Yes, the question is would you prefer to die a premature life or to die an old life of natural causes?

    Also, most of them would have never existed otherwise.

It is true that farmed animals of carefully selected breeds are a human creation. This selection was never made with the well-being of the animals in mind but purely based on how much flesh they produce and how quickly they can grow so they live the shortest lives for the largest profit. In fact some breeds have developed severe health of problems due to this type of horrible selection.

Are you saying that farmed animals should be thankful to their owners for having granted them a short (even if in some rare cases kind) existence followed by dead? That's quite a twisted, even sadistic, view to have, to do as we please with other beings and then claim it's for their own good.

    Scenario 1 vs Scenario 2

For the record I never advocated for the release of farmed animals into the wild. This would be irresponsible after the thousands of years of species subjugation/domestication. A compassionate management of farmed animals would have to be thought out, perhaps in the shape of animal sanctuaries, I don't know. However, I don't think this will ever be an actual problem since it is unlikely that the whole world will become vegan overnight, leaving us not knowing what to do with billions of caged animals.

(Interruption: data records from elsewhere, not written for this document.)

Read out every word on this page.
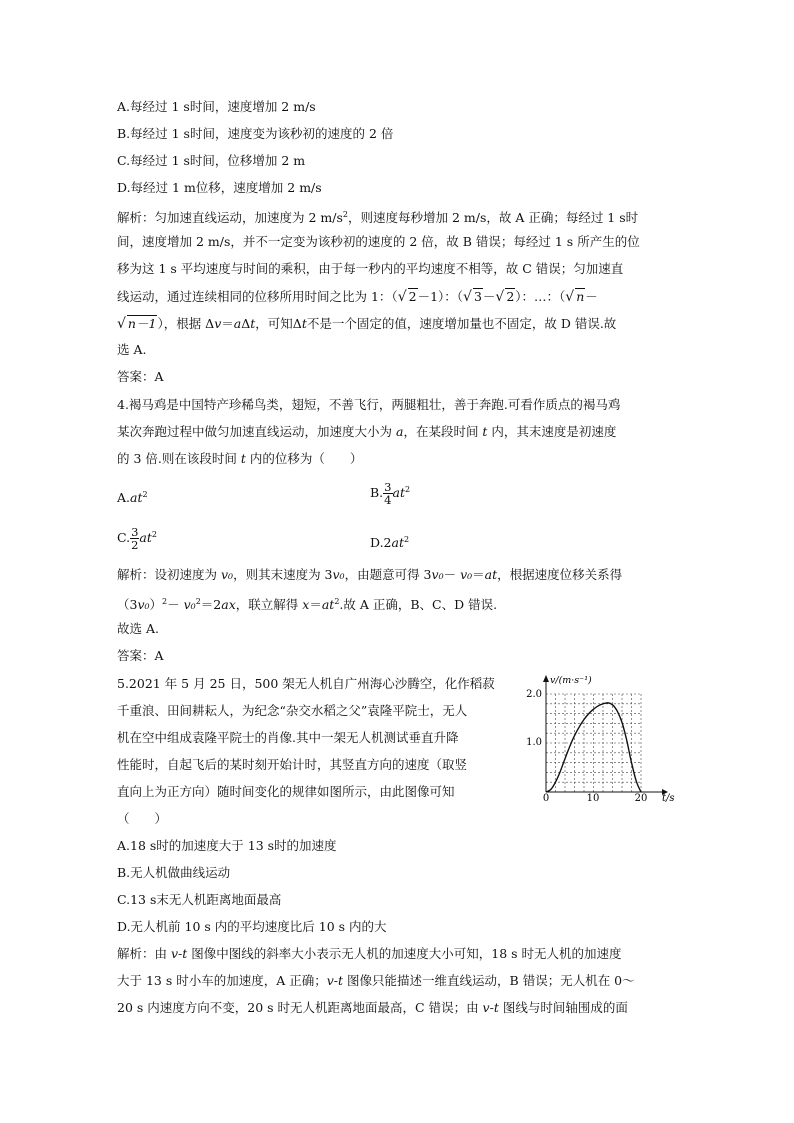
A.每经过 1 s时间，速度增加 2 m/s
B.每经过 1 s时间，速度变为该秒初的速度的 2 倍
C.每经过 1 s时间，位移增加 2 m
D.每经过 1 m位移，速度增加 2 m/s
解析：匀加速直线运动，加速度为 2 $m/s^2$，则速度每秒增加 2 m/s，故 A 正确；每经过 1 s时
间，速度增加 2 m/s，并不一定变为该秒初的速度的 2 倍，故 B 错误；每经过 1 s 所产生的位
移为这 1 s 平均速度与时间的乘积，由于每一秒内的平均速度不相等，故 C 错误；匀加速直
线运动，通过连续相同的位移所用时间之比为 1：（√ 2－1）：（√ 3－√ 2）：…：（√ n－
√ n－1），根据 Δv＝aΔt，可知Δt不是一个固定的值，速度增加量也不固定，故 D 错误.故
选 A.
答案：A
4.褐马鸡是中国特产珍稀鸟类，翅短，不善飞行，两腿粗壮，善于奔跑.可看作质点的褐马鸡
某次奔跑过程中做匀加速直线运动，加速度大小为 a，在某段时间 t 内，其末速度是初速度
的 3 倍.则在该段时间 t 内的位移为（　　）
$A.at^2$	B. $\frac{3}{4} at^2$
C. $\frac{3}{2} at^2$
$D.2at^2$
解析：设初速度为 v₀，则其末速度为 3v₀，由题意可得 3v₀－ v₀＝at，根据速度位移关系得
$(3v_0)^2- v_0^2=2ax$，联立解得 $x=at^2$.故 A 正确，B、C、D 错误.
故选 A.
答案：A
5.2021 年 5 月 25 日，500 架无人机自广州海心沙腾空，化作稻菽
千重浪、田间耕耘人，为纪念“杂交水稻之父”袁隆平院士，无人
机在空中组成袁隆平院士的肖像.其中一架无人机测试垂直升降
性能时，自起飞后的某时刻开始计时，其竖直方向的速度（取竖
直向上为正方向）随时间变化的规律如图所示，由此图像可知
（　　）
v/(m·s⁻¹)
t/s
2.0
1.0
0	10	20
A.18 s时的加速度大于 13 s时的加速度
B.无人机做曲线运动
C.13 s末无人机距离地面最高
D.无人机前 10 s 内的平均速度比后 10 s 内的大
解析：由 v-t 图像中图线的斜率大小表示无人机的加速度大小可知，18 s 时无人机的加速度
大于 13 s 时小车的加速度，A 正确；v-t 图像只能描述一维直线运动，B 错误；无人机在 0～
20 s 内速度方向不变，20 s 时无人机距离地面最高，C 错误；由 v-t 图线与时间轴围成的面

I think it's a bit disingenuous to come up with a real life example and compare it with a highly hypothetical and unlikely graphic fox example just to support your views. I appreciate that you make an effort to buy meat from supposedly more ethical sources, however most of the animals don't have that luck. There's way higher likelihood that an animal is born in a factory farm, Scenario 3: chick is born in factory egg farm. If male, he gets minced immediately since he can't produce eggs; if female gets her beak painfully cut in half to prevent fighting due to crowded conditions and natural instinct of territorial disputes, lives half a life in a dark, cruelly small cage where she can barely move, before getting slaughtered. Depressingly similar stories exist for other farmed species. This is the reality of the largest majority of farmed animals today.

Why not take the alternative compassion driven Scenario 4: Animal gets born in natural environment, animal gets to live freely with minimal human interference, animal dies of natural causes. Isn't this what you expect for yourself? Why do you have double standards for other species?